In a healthy raw-fed ferret, you can picture something more like this (the red line is a raw fed ferret, the gray line is for comparison to a kibble fed ferret):


If the ferret has insulinoma however, the pancreas will already be producing unnecessary amounts of insulin. So, while you will not have the same roller coaster of blood glucose levels seen in kibble-fed ferrets, the insulin will still be telling tissues to draw glucose out of the blood, causing an overall lowered blood glucose.

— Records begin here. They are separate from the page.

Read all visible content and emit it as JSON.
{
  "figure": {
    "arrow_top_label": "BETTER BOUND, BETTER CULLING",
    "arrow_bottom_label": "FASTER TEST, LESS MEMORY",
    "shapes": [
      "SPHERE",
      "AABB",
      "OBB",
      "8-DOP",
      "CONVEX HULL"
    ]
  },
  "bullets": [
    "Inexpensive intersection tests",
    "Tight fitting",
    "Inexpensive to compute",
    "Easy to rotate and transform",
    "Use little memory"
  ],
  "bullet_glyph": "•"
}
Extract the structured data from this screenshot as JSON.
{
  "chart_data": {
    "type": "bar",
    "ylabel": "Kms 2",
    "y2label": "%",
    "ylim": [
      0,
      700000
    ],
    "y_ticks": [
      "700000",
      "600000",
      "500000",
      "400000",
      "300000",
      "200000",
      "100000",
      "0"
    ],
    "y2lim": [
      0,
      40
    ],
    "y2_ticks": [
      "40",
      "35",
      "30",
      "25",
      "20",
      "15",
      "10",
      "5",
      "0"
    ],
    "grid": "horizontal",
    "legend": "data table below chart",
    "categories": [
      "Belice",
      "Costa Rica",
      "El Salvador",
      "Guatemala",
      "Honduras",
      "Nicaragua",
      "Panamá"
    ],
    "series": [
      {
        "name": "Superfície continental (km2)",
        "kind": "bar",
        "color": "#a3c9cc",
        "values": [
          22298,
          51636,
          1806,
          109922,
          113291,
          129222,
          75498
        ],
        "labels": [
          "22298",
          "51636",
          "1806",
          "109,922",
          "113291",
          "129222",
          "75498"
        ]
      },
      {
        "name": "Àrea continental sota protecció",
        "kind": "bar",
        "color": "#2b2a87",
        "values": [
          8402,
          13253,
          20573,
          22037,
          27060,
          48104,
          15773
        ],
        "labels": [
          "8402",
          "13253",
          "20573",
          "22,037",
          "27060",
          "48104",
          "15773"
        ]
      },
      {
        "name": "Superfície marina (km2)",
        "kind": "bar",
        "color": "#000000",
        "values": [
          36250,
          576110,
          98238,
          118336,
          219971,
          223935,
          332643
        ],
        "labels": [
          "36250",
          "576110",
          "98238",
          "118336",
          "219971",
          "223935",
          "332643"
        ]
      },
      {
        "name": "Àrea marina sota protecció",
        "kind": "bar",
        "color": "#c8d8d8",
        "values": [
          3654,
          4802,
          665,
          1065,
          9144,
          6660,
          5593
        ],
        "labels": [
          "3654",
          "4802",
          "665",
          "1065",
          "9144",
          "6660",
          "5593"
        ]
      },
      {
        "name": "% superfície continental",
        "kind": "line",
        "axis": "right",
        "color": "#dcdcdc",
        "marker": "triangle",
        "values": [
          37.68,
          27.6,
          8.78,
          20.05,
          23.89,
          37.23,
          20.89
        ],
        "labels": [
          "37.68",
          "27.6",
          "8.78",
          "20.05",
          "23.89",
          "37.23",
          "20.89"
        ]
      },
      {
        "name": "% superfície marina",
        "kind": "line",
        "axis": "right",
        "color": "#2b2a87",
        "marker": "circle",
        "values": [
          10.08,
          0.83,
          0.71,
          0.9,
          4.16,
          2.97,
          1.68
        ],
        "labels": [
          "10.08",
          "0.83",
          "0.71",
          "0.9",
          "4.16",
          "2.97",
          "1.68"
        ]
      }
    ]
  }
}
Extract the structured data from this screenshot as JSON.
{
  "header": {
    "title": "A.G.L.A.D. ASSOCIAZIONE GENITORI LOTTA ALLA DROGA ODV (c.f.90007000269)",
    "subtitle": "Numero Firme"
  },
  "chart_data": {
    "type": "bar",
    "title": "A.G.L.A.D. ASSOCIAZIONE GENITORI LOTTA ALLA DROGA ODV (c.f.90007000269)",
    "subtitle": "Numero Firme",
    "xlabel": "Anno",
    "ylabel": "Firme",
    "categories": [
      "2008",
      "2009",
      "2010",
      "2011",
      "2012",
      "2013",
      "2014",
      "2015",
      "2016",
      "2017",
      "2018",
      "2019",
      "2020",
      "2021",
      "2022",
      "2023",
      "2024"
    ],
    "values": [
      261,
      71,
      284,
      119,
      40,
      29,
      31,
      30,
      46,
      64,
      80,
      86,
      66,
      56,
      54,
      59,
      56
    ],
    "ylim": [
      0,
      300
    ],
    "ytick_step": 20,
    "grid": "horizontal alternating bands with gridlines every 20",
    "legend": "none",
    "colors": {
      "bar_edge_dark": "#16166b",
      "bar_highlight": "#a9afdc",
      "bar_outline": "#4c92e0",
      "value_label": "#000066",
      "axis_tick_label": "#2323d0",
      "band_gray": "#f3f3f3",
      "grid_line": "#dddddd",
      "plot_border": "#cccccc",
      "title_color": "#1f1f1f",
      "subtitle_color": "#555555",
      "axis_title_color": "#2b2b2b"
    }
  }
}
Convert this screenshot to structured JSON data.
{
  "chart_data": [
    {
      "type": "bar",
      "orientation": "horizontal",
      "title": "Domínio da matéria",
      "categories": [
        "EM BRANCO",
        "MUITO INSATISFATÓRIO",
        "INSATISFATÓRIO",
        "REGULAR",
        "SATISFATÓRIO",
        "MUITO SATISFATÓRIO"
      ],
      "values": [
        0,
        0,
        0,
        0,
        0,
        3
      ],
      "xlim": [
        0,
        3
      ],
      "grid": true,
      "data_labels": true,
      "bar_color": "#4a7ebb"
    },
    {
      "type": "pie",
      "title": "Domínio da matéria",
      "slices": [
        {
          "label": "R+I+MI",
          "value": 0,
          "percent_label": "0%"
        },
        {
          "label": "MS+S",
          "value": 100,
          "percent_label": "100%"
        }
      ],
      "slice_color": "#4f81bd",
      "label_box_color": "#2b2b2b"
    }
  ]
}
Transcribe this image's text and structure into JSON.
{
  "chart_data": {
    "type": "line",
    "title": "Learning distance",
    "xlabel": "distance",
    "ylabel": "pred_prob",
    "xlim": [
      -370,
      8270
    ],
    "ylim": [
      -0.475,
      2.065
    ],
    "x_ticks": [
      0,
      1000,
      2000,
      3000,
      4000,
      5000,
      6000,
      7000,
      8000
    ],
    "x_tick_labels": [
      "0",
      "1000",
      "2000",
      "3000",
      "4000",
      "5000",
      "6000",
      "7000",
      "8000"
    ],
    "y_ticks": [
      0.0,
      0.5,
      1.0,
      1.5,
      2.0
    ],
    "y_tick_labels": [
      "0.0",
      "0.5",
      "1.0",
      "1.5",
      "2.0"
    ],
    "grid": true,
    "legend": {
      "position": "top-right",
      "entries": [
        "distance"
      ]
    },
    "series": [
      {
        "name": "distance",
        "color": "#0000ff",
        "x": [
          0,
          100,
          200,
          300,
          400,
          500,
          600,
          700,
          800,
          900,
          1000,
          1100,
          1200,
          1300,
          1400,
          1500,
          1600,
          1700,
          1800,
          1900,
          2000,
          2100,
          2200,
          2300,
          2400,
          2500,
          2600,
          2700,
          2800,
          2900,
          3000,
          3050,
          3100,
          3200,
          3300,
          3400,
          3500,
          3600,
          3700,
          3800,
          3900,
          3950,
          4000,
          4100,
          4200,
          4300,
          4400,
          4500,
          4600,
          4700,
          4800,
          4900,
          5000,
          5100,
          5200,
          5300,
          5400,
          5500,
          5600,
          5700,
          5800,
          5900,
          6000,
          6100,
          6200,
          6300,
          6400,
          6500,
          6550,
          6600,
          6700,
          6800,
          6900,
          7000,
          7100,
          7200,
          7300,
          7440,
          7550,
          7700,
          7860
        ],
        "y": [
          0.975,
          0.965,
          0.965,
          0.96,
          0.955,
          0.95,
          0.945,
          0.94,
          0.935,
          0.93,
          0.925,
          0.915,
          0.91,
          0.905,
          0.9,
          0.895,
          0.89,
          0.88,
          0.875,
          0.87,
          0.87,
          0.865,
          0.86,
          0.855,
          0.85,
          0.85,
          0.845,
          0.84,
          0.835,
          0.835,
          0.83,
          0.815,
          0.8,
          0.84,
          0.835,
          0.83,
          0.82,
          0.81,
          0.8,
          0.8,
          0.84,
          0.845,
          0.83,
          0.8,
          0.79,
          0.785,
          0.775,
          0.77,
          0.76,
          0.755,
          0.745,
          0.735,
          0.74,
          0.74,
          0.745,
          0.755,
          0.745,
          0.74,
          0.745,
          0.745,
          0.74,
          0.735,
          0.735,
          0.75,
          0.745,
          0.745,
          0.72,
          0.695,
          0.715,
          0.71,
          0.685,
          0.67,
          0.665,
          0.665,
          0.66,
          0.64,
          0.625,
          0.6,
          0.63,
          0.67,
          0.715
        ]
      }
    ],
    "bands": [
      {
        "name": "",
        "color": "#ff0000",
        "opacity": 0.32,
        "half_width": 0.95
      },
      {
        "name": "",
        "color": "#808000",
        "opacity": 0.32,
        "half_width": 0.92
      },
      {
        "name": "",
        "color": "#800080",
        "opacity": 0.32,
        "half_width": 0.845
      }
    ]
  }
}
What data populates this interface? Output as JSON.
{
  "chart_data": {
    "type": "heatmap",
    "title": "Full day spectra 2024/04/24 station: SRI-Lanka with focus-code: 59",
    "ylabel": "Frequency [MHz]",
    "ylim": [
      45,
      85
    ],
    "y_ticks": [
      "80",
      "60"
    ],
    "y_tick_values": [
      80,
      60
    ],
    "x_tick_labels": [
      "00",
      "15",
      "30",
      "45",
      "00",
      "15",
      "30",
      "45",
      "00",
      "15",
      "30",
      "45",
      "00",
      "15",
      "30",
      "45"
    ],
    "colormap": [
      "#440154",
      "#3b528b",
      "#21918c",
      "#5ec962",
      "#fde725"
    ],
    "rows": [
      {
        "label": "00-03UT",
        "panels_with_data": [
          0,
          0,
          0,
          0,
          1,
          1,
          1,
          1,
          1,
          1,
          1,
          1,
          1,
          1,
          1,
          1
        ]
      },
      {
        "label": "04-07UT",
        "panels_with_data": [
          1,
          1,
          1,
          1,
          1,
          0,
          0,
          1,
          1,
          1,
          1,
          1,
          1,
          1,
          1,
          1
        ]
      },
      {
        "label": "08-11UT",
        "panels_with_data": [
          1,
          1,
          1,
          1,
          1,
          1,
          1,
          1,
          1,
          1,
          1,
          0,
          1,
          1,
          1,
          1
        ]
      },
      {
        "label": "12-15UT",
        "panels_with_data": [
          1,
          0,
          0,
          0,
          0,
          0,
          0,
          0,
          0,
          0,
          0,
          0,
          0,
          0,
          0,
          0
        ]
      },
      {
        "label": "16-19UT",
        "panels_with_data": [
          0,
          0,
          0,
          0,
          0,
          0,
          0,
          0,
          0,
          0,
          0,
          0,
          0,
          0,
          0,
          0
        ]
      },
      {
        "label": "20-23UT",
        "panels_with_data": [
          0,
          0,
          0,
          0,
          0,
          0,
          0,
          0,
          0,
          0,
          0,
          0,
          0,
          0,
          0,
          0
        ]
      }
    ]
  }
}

You can picture the blood glucose of a raw-fed ferret with insulinoma as pictured below. If the insulinoma is too advanced to be controlled by diet and/or medication alone or if the ferret goes too long without eating, they can and will crash (dotted arrow).


Medications such as Prednisolone and/or Dexamethasone help to raise the blood glucose to more normal levels, once the medication has stabilized, despite the excess insulin production by the pancreas. In some severe cases Diazoxide is also used, which helps to block insulin secretion but may have harsh side effects. Medication, in conjunction with a frequent (every 4-6 hours) meals and a species appropriate diet, will greatly reduce crashes and improve the ferret’s quality of life. However, it unfortunately does not stop the insulin production or the rapid multiplication of beta cells in the pancreas. Medications, frequent meals, and species appropriate diet may prolong your ferret’s life by helping to slow (but not stop) further damage and improving quality of life, but they cannot reverse the damage that has already been done.

In the pictures below, the blue line represents blood glucose in an insulinomic ferret receiving medication AND eating a balanced raw diet. The yellow line represents an insulonomic ferret receiving medication and on a kibble diet. (The red line is for comparison to a non-medicated insulinomic ferret on a raw diet). The glucose peaks in a kibble fed ferret will continue to tell the pancreas to release more insulin and will only serve to accelerate the condition of insulinoma, even on medications.



DISCLAIMER: This article is meant to be a very general summary. Obviously the metabolic and disease processes in insulinomic ferrets are far, far more complex than this article describes. The graphs are NOT accurate (hence the lack of numbered units) but are only meant to give you a visual idea of the general trends of blood glucose under different scenarios.